Lodge a également participé aux albums les plus emblématiques du groupe — entre la fin des années 1960 et le début des années 1970 —, période au cours de laquelle The Moody Blues a contribué à redéfinir le concept d'album comme une expérience immersive, mêlant arrangements symphoniques et narration conceptuelle.
En dehors de la scène, il mène une vie discrète et sereine, marquée par des liens familiaux forts et une foi chrétienne, loin des excès typiques du rock.
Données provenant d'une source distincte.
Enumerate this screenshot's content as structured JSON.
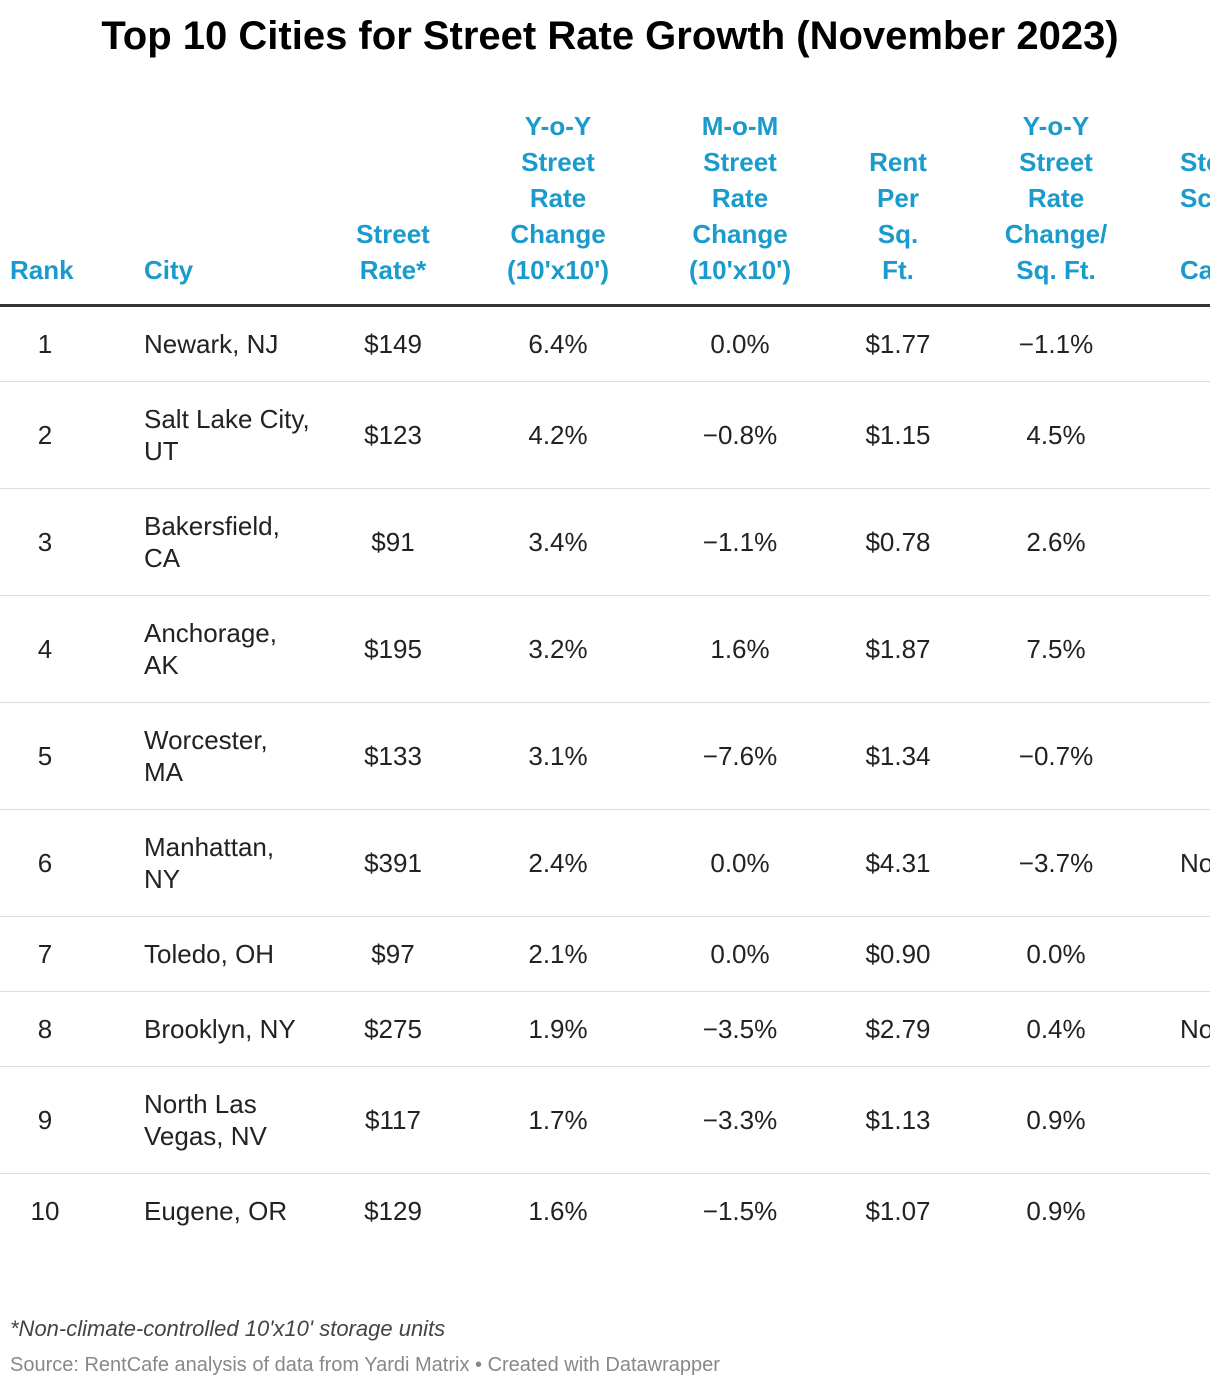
{
  "header": {
    "title": "Top 10 Cities for Street Rate Growth (November 2023)"
  },
  "table": {
    "columns": [
      "Rank",
      "City",
      "Street\nRate*",
      "Y-o-Y\nStreet\nRate\nChange\n(10'x10')",
      "M-o-M\nStreet\nRate\nChange\n(10'x10')",
      "Rent\nPer\nSq.\nFt.",
      "Y-o-Y\nStreet\nRate\nChange/\nSq. Ft.",
      "Sto\nSc\n\nCa"
    ],
    "rows": [
      [
        1,
        "Newark, NJ",
        "$149",
        "6.4%",
        "0.0%",
        "$1.77",
        "−1.1%",
        null
      ],
      [
        2,
        "Salt Lake City, UT",
        "$123",
        "4.2%",
        "−0.8%",
        "$1.15",
        "4.5%",
        null
      ],
      [
        3,
        "Bakersfield, CA",
        "$91",
        "3.4%",
        "−1.1%",
        "$0.78",
        "2.6%",
        null
      ],
      [
        4,
        "Anchorage, AK",
        "$195",
        "3.2%",
        "1.6%",
        "$1.87",
        "7.5%",
        null
      ],
      [
        5,
        "Worcester, MA",
        "$133",
        "3.1%",
        "−7.6%",
        "$1.34",
        "−0.7%",
        null
      ],
      [
        6,
        "Manhattan, NY",
        "$391",
        "2.4%",
        "0.0%",
        "$4.31",
        "−3.7%",
        "No"
      ],
      [
        7,
        "Toledo, OH",
        "$97",
        "2.1%",
        "0.0%",
        "$0.90",
        "0.0%",
        null
      ],
      [
        8,
        "Brooklyn, NY",
        "$275",
        "1.9%",
        "−3.5%",
        "$2.79",
        "0.4%",
        "No"
      ],
      [
        9,
        "North Las Vegas, NV",
        "$117",
        "1.7%",
        "−3.3%",
        "$1.13",
        "0.9%",
        null
      ],
      [
        10,
        "Eugene, OR",
        "$129",
        "1.6%",
        "−1.5%",
        "$1.07",
        "0.9%",
        null
      ]
    ]
  },
  "footer": {
    "note": "*Non-climate-controlled 10'x10' storage units",
    "source": "Source: RentCafe analysis of data from Yardi Matrix • Created with Datawrapper"
  }
}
C'était, selon les mots de Le Gardienun homme d’une « rare gentillesse, conviction et intégrité » – des qualités qui se reflétaient à la fois dans sa musique et dans sa façon de vivre.
L'héritage est vaste : le Moody Blues a vendu environ 70 millions de disques dans le monde, et continue d'inspirer les nouvelles générations d'artistes qui recherchent, comme Lodge, l'équilibre entre émotion et harmonie.
L'éternel écho de « Parler à contretemps »
Terminons cet hommage par « Parler à contretemps » C'est comme laisser John Lodge lui-même avoir le dernier mot. Sorti en 1981, sur l'album Voyageur longue distancela chanson est l’une des compositions les plus emblématiques de sa carrière — et l’une des préférées du public d’Antena 1, où elle reste présente dans la programmation.
Composé et chanté par Lodge, le morceau reflète l'esprit poétique et introspectif qui le définit en tant qu'auteur. C'est une longue ballade de près de 7 minutes et demie construite sur un arrangement subtil de synthétiseurs, de basse mélodique et de cordes orchestrales — la fusion parfaite entre le rock symphonique des années 70 et la pop sophistiquée des années 80.
« Parler à contretemps » C'est à la fois un aveu et une demande de pardon. Les paroles parlent de reconnaître ses erreurs et de rechercher la réconciliation – un thème qui traverse une grande partie du travail de Lodge. Son interprétation sobre, presque contemplative, donne à la chanson un ton d'une sincérité désarmante.
Le single est sorti par Threshold Records, un label fondé par les Moody Blues eux-mêmes, et a connu du succès sur les radios pour adultes aux États-Unis et au Royaume-Uni, contribuant à consolider la nouvelle phase du groupe au début des années 1980. Voyageur longue distanceen fait, serait le premier album majeur du groupe avec Patrick Moraz (ex-YES) aux claviers et marquerait le retour des Moody Blues dans les charts après une pause.
Plus de quatre décennies plus tard, « Parler à contretemps » continue de paraître actuel – à la fois pour la beauté de la mélodie et l’humanité du message. C'est une chanson sur l'admission des échecs, la reconnexion avec ce qui compte et, d'une certaine manière, l'acceptation du temps lui-même.
Ainsi, au milieu des murmures des anges et des vers de regret, John Lodge dit au revoir en harmonie avec la vie : avec la certitude que l'émotion, l'élégance et l'honnêteté musicale – ces choses – ne se désaccordent jamais.